Make Sure Your Pet is in Good Health
If your animal is in poor health, the added stress of flying can be dangerous. Thus, before your trip, take Fido on his own trip to the veterinarian and make sure he is healthy and in good shape for travel.

Avoid Layovers
Choosing a flight with a direct route will limit the stress your pet may feel by being transferred to a different plane.

Purchase a Good Crate
A pet crate is “fly-ready” when it is sturdy, has a waterproof bottom, adequate ventilation, water/food container, spring-locked doors (with cable ties for extra protection), metal hardware, and disabled wheels. A crate should also be roomy enough for your pet to stand up and turn around.

Provide Visible Identification.
You must place a “Live Animal” and directional stickers on your crate before you travel.

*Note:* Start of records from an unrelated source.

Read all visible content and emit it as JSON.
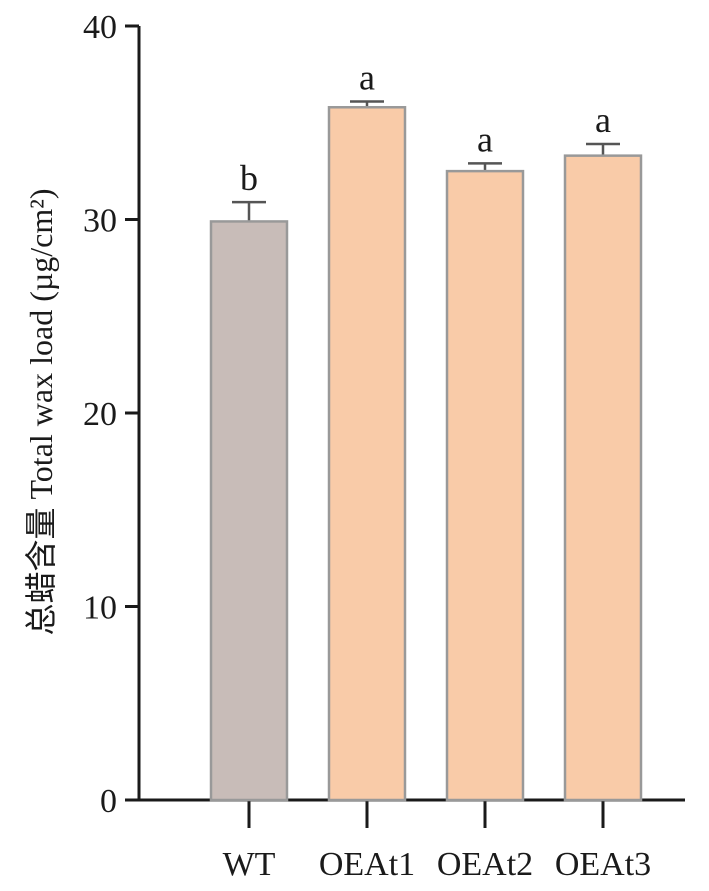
{
  "chart_data": {
    "type": "bar",
    "title": "",
    "xlabel": "",
    "ylabel": "总蜡含量 Total wax load (µg/cm²)",
    "ylim": [
      0,
      40
    ],
    "yticks": [
      0,
      10,
      20,
      30,
      40
    ],
    "categories": [
      "WT",
      "OEAt1",
      "OEAt2",
      "OEAt3"
    ],
    "values": [
      29.9,
      35.8,
      32.5,
      33.3
    ],
    "errors": [
      1.0,
      0.3,
      0.4,
      0.6
    ],
    "significance": [
      "b",
      "a",
      "a",
      "a"
    ],
    "bar_colors": [
      "#c8bcb8",
      "#f9cba8",
      "#f9cba8",
      "#f9cba8"
    ],
    "bar_stroke": "#999999",
    "grid": false,
    "legend": "none"
  }
}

Additional information that should be visible includes the name of the pet, your name, your phone numbers, temperamental issues, medical problems, vet’s name, and number, and a photo of your pet.

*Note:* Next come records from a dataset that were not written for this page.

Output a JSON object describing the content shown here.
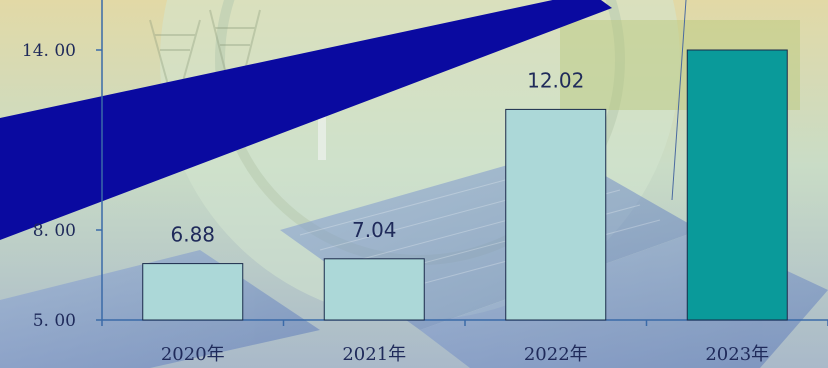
{
  "colors": {
    "bar_default": "#acd8d8",
    "bar_highlight": "#0a9a9a",
    "bar_border": "#1a2a4a",
    "axis": "#3a6aa8",
    "arrow": "#0a0aa0"
  },
  "chart_data": {
    "type": "bar",
    "categories": [
      "2020年",
      "2021年",
      "2022年",
      "2023年"
    ],
    "values": [
      6.88,
      7.04,
      12.02,
      14.0
    ],
    "data_labels": [
      "6.88",
      "7.04",
      "12.02",
      ""
    ],
    "highlight_index": 3,
    "ylim": [
      5.0,
      15.0
    ],
    "y_ticks": [
      {
        "value": 5.0,
        "label": "5. 00"
      },
      {
        "value": 8.0,
        "label": "8. 00"
      },
      {
        "value": 14.0,
        "label": "14. 00"
      }
    ],
    "grid": false,
    "annotation": {
      "type": "trend-arrow",
      "text": ""
    }
  }
}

Say Yes to Water and No to Drugs
Your pet should be hydrated before takeoff (and frozen water should be placed in the crate bowl), but not tranquilized. Drugging a pet prior to flying is dangerous. It is so dangerous that many airlines will not allow your pet on the flight if he has taken tranquilizers.

Traveling with pets has gotten more convenient in recent years, but it is still far from stress-free. Calling your airline and asking about their pet policy will help you “unleash” at least some of your worries.